The number of job openings is seen as a cue to the health of the labor market. Job postings have tapered off from a record high last spring in response to a cooler economy and talk of recession, but they are still quite high.
The number of people quitting jobs, meanwhile, fell slightly to 3.9 million. Quits have tallied fewer than 4 million for three months in a row for the first time since 2021.
The Federal Reserve wants to see job openings and hiring slow even further to ease the upward pressure on inflation.
Economists polled by the Wall Street Journal had forecast job listings to total 9.6 million in March.
Big picture: The labor market appears to be gradually cooling off, but companies are still hiring and competition for workers is stiff.

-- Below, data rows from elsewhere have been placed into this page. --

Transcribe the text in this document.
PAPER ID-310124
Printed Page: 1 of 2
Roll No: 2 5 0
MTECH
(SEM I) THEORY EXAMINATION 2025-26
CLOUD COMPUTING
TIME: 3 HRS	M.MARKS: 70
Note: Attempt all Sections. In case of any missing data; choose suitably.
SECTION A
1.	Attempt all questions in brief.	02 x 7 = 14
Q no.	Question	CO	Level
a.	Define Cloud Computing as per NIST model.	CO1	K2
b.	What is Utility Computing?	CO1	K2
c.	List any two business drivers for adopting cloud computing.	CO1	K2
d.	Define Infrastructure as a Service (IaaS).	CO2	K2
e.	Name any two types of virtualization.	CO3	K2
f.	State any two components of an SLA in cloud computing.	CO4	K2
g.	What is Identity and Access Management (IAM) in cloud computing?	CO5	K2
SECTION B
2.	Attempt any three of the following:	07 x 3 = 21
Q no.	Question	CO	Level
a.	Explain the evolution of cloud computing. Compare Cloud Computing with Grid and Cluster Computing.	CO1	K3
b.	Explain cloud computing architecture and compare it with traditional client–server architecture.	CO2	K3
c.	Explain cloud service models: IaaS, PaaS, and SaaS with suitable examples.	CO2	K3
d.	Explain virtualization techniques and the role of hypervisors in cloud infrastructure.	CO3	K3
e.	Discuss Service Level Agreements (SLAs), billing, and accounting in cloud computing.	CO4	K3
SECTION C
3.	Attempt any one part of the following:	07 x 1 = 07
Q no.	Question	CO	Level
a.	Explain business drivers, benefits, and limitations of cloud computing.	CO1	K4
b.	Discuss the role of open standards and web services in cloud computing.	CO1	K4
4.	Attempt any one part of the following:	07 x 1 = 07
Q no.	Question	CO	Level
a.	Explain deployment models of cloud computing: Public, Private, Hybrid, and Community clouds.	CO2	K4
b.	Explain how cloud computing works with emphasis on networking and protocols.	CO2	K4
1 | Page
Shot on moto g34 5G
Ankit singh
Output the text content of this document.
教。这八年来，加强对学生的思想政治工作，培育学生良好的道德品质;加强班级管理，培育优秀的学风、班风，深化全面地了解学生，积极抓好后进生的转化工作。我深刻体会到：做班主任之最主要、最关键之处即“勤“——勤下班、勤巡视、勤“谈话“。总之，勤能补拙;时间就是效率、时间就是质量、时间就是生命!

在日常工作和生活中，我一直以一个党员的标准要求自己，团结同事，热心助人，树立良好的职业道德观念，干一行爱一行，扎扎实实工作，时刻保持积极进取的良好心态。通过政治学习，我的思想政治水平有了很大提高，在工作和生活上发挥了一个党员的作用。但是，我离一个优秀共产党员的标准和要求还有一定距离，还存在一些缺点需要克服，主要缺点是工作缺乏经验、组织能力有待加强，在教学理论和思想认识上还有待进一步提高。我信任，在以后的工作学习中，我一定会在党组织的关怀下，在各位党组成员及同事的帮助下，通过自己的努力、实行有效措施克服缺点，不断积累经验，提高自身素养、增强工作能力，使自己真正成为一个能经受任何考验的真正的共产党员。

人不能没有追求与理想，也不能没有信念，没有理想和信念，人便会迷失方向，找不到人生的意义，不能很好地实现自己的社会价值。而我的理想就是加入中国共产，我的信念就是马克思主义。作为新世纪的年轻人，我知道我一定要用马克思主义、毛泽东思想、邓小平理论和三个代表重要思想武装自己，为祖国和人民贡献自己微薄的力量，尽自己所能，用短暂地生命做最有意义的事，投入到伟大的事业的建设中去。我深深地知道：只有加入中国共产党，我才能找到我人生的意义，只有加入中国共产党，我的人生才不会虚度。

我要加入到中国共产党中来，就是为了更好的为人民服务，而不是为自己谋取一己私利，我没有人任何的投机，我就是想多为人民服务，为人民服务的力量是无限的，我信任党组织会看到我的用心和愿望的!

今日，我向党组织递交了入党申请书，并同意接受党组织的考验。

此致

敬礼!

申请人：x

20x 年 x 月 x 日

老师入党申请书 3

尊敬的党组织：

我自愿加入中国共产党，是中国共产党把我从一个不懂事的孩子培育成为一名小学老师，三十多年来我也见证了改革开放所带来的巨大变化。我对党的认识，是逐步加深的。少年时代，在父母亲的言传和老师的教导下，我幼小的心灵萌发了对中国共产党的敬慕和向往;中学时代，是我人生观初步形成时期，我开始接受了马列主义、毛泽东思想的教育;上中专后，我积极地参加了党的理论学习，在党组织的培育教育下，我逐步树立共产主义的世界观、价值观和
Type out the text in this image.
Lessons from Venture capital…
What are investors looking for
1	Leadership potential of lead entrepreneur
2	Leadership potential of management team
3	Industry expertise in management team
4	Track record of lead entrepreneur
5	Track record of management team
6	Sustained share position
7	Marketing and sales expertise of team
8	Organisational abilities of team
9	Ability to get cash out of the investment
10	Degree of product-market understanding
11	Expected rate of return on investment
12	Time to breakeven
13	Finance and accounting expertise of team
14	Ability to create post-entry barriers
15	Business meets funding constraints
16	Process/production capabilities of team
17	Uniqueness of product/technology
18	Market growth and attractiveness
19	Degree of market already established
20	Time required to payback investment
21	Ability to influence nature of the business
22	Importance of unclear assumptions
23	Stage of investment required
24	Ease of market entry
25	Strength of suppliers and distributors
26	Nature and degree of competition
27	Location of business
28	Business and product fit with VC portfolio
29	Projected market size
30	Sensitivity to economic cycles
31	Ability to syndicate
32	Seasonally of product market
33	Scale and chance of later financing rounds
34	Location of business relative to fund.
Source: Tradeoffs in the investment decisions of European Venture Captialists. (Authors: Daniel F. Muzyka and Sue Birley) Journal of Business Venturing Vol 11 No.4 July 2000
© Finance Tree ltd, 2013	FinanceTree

The Fed plans to raise interest rates at least one more time, likely on Wednesday, as part of series of increases since last year to try to get inflation under control. Higher borrowing costs reduce inflation by slowing the economy and curbing demand for labor.
Mindful of going too far, the Fed plans to wait and see how much the economy and labor market cools before deciding whether to raise rates again later in the year.
Higher rates could also spark a recession and push unemployment sharply higher. The Fed itself predicts unemployment will climb to 4.5% this year from the current 3.6% rate.
Market reaction: The Dow Jones Industrial Average and S&P 500 declined in Tuesday trades. Bond yields also fell.